Lalu karya besar Tuanku Bagindo yang lama menetap di Surau Pekuburan ini, adalah pembuatan irigasi.
Tahun 1915, irigasi itu kemudian bernama Irigasi Ujung Gunung. Dari Ujung Gunung Sungai Sariak hingga ke hilirnya Limau Hantu di Balah Aie.
Ratusan hektar sawah yang dialirinya. Termasuk juga usaha perikanan masyarakat di sepanjang kampung itu, bergantung pada Irigasi Ujung Gunung.
Tuanku Bagindo Lubuak Pua tersebut sebagai ulama, niniak mamak dan tokoh masyarakat yang merintis pembuatan irigasi itu.
Dia yang menjembatani masyarakat banyak sekaligus pekerja, memberlakukan aturan gotong royong masyarakat secara bergantian di Nagari Sungai Sariak hingga Nagari Balah Aie dalam menuntaskan pekerjaan irigasi itu.

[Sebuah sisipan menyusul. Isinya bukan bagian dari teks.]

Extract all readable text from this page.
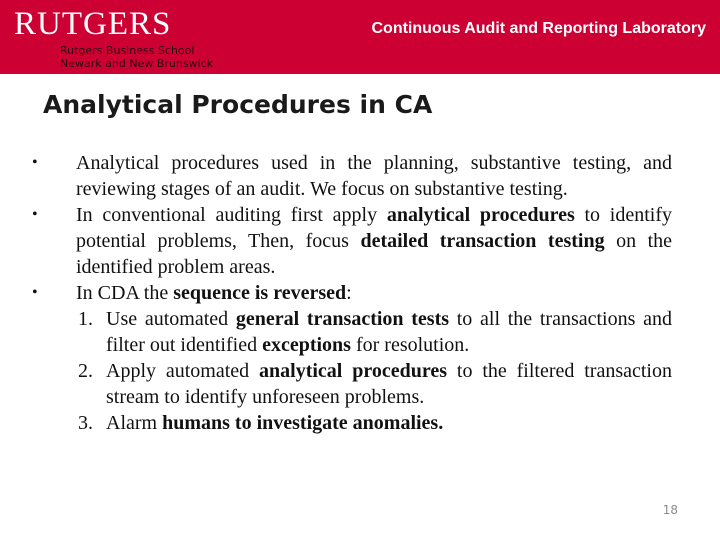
RUTGERS
Rutgers Business School
Newark and New Brunswick
Continuous Audit and Reporting Laboratory
Analytical Procedures in CA
•	Analytical procedures used in the planning, substantive testing, and reviewing stages of an audit. We focus on substantive testing.
•	In conventional auditing first apply analytical procedures to identify potential problems, Then, focus detailed transaction testing on the identified problem areas.
•	In CDA the sequence is reversed:
1. Use automated general transaction tests to all the transactions and filter out identified exceptions for resolution.
2. Apply automated analytical procedures to the filtered transaction stream to identify unforeseen problems.
3. Alarm humans to investigate anomalies.
18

Setiap ulama punya zaman dan setiap zaman pun ada ulamanya. Setidaknya, Tuanku Bagindo punya zaman yang panjang, panjang sekali dan hingga kini nama Tuanku Bagindo, spritualitas pengajiannya masih melekat di masyarakat.
Surau Pekuburan di Lubuak Pua sampai tak cukup untuk menampung lautan masyarakat yang datang menjenguk kala Tuanku Bagindo berpulang.
Masyarakat seperti terhipnotis, mendengar kabar kepergian seorang ulama spritualitas, guru yang ikhlas mendidik dan mengajar, guru yang mengamalkan kaji sebelum diajarkan.
Ribuan masyarakat dan jemaah berebut untuk bisa ikut memandikan, menshalatkan serta mengantarkan ke peristirahatan terakhirnya, tahun 1955 itu.
Pandangan batin Tuanku Bagindo, menjadikan antara dia dengan Tuanku Shaliah Sungai Sariak saling menjaga adab.
Adab dan etika terjaga dengan baik, meskipun dari kasat mata orang banyak, kedua ulama ini saling berjauhan tempat.